Reaction of trans(N)-[Co(D-pen)2]− (pen = penicillaminate) or trans(N)-[Co(L-pen)2]− with [MCl2(L)] {M = Pd or Pt, L = 2,2′-bipyridine (bpy) or 1,10-phenanthroline (phen)} in the presence of tetrafluoroborate stereoselectively gave an optically active S-bridged dinuclear complex, [M(L){Co(D-pen)2}]BF4 · 2H2O or [M(L){Co(L-pen)2}]BF4 · 2H2O. The mixture of equimolar amounts of these enantiomers in H2O crystallizes as [M(L){Co(D-pen)2}]0.5[M(L){Co(L-pen)2}]0.5BF4 · 4H2O (DLbpyM · 4H2O, DLphenM-A · 4H2O), in which the enantiomeric complex cations are included by the ratio of 1 : 1. In crystals of DLbpyM · 4H2O and DLphenM-A · 4H2O, [M(L){Co(D-pen)2}]+ and [M(L){Co(L-pen)2}]+ interact stereospecifically with each other through π-conjugated systems to form dimeric structures. Other racemic crystals with the same chemical compositions as DLphenM-A · 4H2O, DLphenM-B · 4H2O, were obtained from equimolar amounts of [M(phen){Co(D-pen)2}]+ and [M(phen){Co(L-pen)2}]+ in aqueous acetonitrile solution. In the crystals of DLphenM-B · 4H2O, [M(phen){Co(D-pen)2}]+ and [M(phen){Co(L-pen)2}]+ are arranged alternately while overlapping phen planes, and the π electronic systems of phen interact with each other.

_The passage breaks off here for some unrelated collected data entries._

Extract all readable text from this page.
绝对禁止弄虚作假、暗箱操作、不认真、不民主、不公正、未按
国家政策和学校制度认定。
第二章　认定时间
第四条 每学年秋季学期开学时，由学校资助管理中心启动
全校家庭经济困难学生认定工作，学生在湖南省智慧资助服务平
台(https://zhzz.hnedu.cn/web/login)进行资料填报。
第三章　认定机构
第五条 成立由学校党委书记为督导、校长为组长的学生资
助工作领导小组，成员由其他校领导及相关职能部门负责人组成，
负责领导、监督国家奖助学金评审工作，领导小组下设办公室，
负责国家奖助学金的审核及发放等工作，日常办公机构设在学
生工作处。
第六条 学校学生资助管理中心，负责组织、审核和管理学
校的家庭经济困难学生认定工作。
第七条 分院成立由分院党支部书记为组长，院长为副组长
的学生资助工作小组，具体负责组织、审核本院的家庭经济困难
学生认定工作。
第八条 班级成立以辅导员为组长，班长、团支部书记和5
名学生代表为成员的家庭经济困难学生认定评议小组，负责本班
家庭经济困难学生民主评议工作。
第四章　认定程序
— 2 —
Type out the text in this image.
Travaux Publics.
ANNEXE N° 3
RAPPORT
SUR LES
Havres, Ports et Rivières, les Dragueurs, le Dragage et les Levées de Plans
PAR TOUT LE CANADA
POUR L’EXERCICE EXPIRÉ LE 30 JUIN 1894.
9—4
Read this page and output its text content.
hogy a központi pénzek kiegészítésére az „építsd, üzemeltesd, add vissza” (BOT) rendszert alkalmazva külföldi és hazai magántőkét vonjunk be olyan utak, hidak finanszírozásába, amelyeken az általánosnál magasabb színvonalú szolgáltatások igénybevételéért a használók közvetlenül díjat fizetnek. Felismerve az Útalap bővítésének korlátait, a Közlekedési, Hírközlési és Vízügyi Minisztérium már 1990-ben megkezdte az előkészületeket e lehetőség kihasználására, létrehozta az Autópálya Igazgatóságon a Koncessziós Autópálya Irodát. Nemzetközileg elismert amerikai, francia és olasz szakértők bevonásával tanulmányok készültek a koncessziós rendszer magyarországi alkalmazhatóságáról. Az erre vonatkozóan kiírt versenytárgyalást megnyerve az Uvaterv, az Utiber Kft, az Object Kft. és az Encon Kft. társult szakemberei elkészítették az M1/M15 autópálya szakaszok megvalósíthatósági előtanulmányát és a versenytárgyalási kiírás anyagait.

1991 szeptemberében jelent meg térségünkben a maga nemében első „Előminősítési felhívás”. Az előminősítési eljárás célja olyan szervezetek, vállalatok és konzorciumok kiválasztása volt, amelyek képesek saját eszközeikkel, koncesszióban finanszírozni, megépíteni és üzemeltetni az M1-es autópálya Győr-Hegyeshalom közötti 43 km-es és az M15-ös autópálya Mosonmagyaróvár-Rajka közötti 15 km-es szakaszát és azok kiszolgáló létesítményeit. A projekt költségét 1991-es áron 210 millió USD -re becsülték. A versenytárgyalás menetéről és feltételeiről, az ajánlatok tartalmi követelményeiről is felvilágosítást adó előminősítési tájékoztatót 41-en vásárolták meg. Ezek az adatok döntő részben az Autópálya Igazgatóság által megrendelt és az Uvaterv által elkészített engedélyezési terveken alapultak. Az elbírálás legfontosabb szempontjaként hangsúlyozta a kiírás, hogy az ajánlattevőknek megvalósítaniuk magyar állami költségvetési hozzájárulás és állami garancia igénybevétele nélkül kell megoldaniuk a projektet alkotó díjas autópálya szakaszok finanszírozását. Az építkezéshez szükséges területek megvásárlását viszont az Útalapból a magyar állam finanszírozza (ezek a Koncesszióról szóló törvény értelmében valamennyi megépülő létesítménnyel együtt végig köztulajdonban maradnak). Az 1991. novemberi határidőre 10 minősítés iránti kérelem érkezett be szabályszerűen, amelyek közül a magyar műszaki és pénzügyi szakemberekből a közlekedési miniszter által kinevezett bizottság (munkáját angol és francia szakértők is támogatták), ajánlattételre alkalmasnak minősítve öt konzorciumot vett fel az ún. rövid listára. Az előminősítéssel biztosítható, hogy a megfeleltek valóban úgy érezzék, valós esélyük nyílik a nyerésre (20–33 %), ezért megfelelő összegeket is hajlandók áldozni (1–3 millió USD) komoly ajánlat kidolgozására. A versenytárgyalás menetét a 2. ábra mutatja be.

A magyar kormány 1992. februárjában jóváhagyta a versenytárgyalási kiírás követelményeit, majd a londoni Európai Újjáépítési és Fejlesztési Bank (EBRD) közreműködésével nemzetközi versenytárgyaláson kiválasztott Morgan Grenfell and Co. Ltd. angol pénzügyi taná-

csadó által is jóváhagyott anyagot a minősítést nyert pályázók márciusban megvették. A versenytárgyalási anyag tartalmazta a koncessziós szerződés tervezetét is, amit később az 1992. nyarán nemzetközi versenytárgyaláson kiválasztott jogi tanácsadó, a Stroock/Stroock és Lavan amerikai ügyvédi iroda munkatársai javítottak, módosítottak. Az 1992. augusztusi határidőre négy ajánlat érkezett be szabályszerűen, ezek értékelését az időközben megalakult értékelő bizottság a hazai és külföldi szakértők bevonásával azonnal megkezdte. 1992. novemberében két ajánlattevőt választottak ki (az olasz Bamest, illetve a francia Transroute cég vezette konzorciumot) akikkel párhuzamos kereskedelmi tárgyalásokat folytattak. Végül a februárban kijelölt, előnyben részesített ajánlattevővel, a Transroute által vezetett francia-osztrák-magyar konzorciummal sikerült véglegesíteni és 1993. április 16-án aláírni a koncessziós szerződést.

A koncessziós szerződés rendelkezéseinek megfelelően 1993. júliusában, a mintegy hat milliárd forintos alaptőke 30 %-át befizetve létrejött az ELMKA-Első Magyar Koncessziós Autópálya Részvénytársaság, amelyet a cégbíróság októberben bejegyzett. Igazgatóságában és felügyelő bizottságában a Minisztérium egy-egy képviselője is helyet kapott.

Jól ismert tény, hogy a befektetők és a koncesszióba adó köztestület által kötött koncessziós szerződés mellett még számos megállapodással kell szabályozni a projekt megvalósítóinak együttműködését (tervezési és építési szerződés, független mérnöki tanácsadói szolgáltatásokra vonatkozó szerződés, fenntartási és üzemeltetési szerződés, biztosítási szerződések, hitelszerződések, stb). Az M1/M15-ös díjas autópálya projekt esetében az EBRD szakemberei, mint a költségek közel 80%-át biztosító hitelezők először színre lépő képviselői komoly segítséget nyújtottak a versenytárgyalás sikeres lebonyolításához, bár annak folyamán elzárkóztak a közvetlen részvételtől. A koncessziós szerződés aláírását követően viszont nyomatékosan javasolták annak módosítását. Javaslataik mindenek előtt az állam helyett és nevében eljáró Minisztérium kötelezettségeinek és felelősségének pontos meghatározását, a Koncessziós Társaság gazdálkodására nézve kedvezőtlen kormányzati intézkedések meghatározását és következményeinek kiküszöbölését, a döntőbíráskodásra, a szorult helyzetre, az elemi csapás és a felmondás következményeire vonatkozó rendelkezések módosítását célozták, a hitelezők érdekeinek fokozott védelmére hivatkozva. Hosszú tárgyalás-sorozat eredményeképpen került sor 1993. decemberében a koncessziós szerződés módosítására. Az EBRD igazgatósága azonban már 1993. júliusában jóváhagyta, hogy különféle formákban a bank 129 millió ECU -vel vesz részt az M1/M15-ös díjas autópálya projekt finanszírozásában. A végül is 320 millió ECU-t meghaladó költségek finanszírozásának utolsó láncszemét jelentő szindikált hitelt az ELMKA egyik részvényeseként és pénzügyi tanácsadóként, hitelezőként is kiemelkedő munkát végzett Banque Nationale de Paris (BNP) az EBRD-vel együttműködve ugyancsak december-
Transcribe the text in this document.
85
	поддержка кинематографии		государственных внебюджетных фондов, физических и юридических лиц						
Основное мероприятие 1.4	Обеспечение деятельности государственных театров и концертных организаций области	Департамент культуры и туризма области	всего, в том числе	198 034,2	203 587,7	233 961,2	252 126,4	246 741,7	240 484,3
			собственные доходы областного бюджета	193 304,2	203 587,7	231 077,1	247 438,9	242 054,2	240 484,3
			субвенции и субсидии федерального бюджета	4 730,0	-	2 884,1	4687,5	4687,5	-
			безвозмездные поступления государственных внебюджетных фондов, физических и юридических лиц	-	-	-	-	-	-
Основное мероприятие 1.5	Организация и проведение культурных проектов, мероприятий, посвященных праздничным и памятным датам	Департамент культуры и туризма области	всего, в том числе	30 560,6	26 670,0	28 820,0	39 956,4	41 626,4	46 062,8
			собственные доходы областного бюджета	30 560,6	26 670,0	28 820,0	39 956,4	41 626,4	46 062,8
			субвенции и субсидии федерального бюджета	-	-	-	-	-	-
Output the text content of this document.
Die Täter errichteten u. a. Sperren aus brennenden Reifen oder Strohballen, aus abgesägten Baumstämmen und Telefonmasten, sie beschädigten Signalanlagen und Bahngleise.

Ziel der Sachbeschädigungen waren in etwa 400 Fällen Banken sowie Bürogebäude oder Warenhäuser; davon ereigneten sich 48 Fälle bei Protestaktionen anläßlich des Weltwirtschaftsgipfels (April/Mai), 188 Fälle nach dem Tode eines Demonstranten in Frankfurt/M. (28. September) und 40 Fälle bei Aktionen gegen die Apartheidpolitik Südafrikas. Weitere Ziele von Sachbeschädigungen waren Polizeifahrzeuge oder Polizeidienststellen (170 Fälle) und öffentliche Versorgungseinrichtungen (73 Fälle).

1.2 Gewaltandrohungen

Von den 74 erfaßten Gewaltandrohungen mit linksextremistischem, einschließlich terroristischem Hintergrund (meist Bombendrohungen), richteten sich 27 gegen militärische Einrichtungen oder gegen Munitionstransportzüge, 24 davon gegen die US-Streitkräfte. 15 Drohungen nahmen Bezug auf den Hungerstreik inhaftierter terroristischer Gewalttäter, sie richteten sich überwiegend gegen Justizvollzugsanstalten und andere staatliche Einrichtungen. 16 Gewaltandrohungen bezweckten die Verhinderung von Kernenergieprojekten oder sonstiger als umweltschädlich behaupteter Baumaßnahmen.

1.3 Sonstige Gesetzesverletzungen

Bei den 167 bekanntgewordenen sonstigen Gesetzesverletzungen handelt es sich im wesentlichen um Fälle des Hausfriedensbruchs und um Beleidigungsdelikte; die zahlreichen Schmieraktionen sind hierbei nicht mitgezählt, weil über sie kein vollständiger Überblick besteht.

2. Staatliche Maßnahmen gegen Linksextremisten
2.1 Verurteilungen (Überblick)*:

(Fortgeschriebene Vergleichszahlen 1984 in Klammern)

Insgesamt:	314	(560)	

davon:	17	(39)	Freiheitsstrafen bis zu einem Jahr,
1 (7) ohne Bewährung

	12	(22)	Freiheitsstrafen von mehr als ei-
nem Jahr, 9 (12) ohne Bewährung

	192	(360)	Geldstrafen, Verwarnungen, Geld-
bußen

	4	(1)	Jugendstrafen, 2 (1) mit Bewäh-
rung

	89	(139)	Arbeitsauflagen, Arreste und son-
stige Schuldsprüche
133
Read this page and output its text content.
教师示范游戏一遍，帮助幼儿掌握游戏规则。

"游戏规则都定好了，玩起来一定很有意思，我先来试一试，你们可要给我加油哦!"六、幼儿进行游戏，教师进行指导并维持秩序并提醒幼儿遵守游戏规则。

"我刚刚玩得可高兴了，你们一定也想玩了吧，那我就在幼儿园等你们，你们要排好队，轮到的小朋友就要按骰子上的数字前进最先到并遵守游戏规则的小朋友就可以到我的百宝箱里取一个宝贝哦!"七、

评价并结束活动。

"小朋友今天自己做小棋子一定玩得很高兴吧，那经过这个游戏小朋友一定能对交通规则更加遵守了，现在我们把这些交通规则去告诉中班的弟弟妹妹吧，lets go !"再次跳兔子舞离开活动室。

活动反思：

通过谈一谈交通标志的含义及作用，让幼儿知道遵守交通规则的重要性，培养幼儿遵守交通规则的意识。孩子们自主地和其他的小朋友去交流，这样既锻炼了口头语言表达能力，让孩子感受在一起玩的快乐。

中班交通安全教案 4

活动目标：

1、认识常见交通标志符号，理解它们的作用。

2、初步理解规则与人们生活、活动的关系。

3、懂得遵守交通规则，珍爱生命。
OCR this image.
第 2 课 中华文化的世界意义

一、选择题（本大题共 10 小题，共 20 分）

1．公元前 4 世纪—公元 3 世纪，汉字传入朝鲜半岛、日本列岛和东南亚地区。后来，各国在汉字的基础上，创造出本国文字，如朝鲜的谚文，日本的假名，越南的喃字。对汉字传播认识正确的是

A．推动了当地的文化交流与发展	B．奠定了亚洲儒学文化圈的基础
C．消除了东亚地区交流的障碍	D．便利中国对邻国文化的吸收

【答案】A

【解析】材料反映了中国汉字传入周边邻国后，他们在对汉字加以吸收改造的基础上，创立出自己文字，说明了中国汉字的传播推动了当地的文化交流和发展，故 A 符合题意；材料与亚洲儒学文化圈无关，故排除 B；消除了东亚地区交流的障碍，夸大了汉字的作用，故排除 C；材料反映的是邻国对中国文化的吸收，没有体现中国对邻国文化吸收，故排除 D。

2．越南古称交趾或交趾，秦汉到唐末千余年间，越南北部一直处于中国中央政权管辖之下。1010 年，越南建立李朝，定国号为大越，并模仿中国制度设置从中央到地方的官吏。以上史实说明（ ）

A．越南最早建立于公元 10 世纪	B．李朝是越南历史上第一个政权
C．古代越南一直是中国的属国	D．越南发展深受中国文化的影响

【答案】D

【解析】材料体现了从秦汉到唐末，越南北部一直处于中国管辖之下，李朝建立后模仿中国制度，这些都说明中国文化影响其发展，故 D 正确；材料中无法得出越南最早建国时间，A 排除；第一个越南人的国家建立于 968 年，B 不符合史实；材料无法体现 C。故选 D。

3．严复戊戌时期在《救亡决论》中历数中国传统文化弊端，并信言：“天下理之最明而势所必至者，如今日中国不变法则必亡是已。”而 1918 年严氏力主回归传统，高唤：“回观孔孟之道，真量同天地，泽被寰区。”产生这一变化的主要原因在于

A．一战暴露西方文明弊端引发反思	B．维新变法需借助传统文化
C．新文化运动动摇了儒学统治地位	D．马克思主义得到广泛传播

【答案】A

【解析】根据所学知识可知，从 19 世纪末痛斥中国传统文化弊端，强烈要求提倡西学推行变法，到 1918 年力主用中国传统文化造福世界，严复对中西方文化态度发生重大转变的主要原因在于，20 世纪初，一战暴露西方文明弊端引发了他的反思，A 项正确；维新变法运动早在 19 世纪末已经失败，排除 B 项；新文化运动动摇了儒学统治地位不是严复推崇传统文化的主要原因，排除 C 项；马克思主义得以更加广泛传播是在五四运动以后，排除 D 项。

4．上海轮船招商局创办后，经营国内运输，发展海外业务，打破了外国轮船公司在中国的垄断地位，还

Although stereospecific hydrogen bonds between the coordinated −NH2 and −COO− groups are formed in both DLphenM-A · 4H2O and DLphenM-B · 4H2O, their bonding modes differ noticeably from each other. As a result, DLphenM-A · 4H2O builds up 1-D ladder-like networks due to the stereospecific π–π stackings and hydrogen bondings between enantiomers, while 2-D sheet-like networks are established for DLphenM-B · 4H2O.